# Divine Impassibility and Our Suffering God



## Pergamum (Mar 17, 2013)

*MODERATOR's note. The link contains a second commandment violation.* 

Modern Reformation - Articles

What do you think of this article? It is from _Modern Reformation_.



> An important aspect of the Christian gospel that seeks to proclaim the love, mercy, and compassion of God is the affirmation of God's identification and solidarity with human suffering. A suffering humanity needs a God who knows what it means to suffer. The church has traditionally met this need by emphasizing the passion and death of Jesus Christ. Especially in the theology of the Reformation, a "theology of the cross" sought to recognize God's self-revelation hidden in the humility, shame, and suffering of the cross of Jesus Christ. Through the theology of the cross, God is known as the God who suffers with and for humanity. Yet, how does God identify with human suffering? Does God suffer in himself, in his own being; or is God immutable (unchanging), and therefore impassible (incapable of suffering), as the church has historically affirmed? Can God's impassibility be upheld while at the same time affirming his real awareness of, and true identification with, human suffering? Why is it theologically important to maintain the historical witness to God's impassibility, especially in the face of so much suffering in today's world?
> 
> In this article, I will seek to answer these questions in two ways. Negatively, I will offer a critique of the contemporary theological trend that seeks to attribute suffering to God's being, or to assert God's passibility. (1) This trend affirms that God suffers in himself, and that the suffering of Jesus is the actual suffering of his divine nature. A clearly articulated representation of the general trend, and a viewpoint also being voiced in wider evangelicalism, is Jurgen Moltmann's theology of the cross. The most important discussion of Moltmann's theology of the cross is found in his book, The Crucified God, where he attempts both to understand God's being from the suffering and death of Jesus and to apply this understanding to what he calls a "theology after Auschwitz." (2) A representation of this theological project in contemporary evangelicalism is found in Dennis Ngien's article, "The God Who Suffers," which appeared in the February 3, 1997, edition of Christianity Today. (3) Positively, I will seek to answer these questions by reaffirming the Christian historical understanding of the trinitarian conceptual distinction, the incarnation, and Chalcedonian two-nature Christology; and by demonstrating the proper relationship between them as the context for a theology of the cross. In view of these key doctrinal formulations, I will demonstrate how an evangelical theology of the cross can and should affirm both divine impassibility and God's true identification and solidarity with the suffering of this hurting world.


----------



## earl40 (Mar 17, 2013)

Pergamum said:


> *MODERATOR's note. The link contains a second commandment violation.*
> 
> Modern Reformation - Articles
> 
> ...



From what I read here I see nothing I would not like noting that this is a subject that I wrestled with for a long time that when I realized God is impassible which includes the divine nature of Jesus. To err in this area In my most humble opinion is serious but common among most Christians today. Take for instance when Johnny Erickson Tada wrote a book titled "When God weeps". I did not read it yet but I hope she qualifies the title though I doubt she did...I will stand for correction here if she did.


----------



## MW (Mar 17, 2013)

Pergamum said:


> What do you think of this article?



Quite technical, but helpfully draws on traditional orthodox distinctions for critiquing and correcting modern theological trends which affirm suffering in God. The distinction between immanent and external acts is the key to the discussion and this is usefully brought to bear on the voluntary nature of God's love. A reciprocal love which necessarily flows from God's being to the suffering creation forfeits the essential property of being voluntary. Some reference might also have been made to electing love to make this point, which also would have the advantage of dispelling the universalism implicit in the concept of divine passibility.
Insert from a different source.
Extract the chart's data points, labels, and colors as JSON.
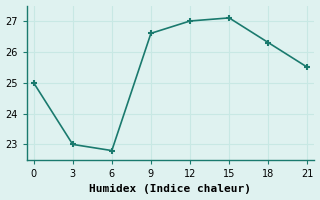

The reference to the hypostatic union is also important to the issue, but I must question the author's seeming acceptance of a communication of properties from nature to nature in the person of Jesus. This requires him to limit the communication to specific properties. Limiting the communication from nature to person, as in reformed orthodoxy, is sufficient, and would do more to combat attacks on divine impassibility.

The full communication of properties from nature to person requires us to affirm that the man Christ Jesus is God. If this were better appreciated it would lead, surely, to a reformation in cover art, in which the faithful reject images and pictures of our Lord.


----------



## DMcFadden (Mar 17, 2013)

The popularity of the modern view comes into evangelicalism via people like Stott, for instance:



> *The pain of God*
> The best way to confront the traditional view of the impassibility of God, however, is to ask 'what meaning there can be in a love which is not costly to the lover'. If love is self-giving, then it is inevitably vulnerable to pain, since it exposes itself to the possibility of rejection and insult. It is 'the fundamental Christian assertion that God is love', writes Jurgen Moltmann, 'which in principle broke the spell of the Aristotelian doctrine of God' (i.e. as 'impassible'). 'Were God incapable of suffering . . ., then he would also be incapable of love', whereas 'the one who is capable of love is also capable of suffering, for he also opens himself to the suffering which is involved in love'. That is surely why Bonhoeffer wrote from prison to his friend Eberhard Bethge, nine months before his execution: 'only the Suffering God can help.'
> (from The Cross of Christ: 20 th Anniversary Edition. Main text © John R. W. Stott 1986).


----------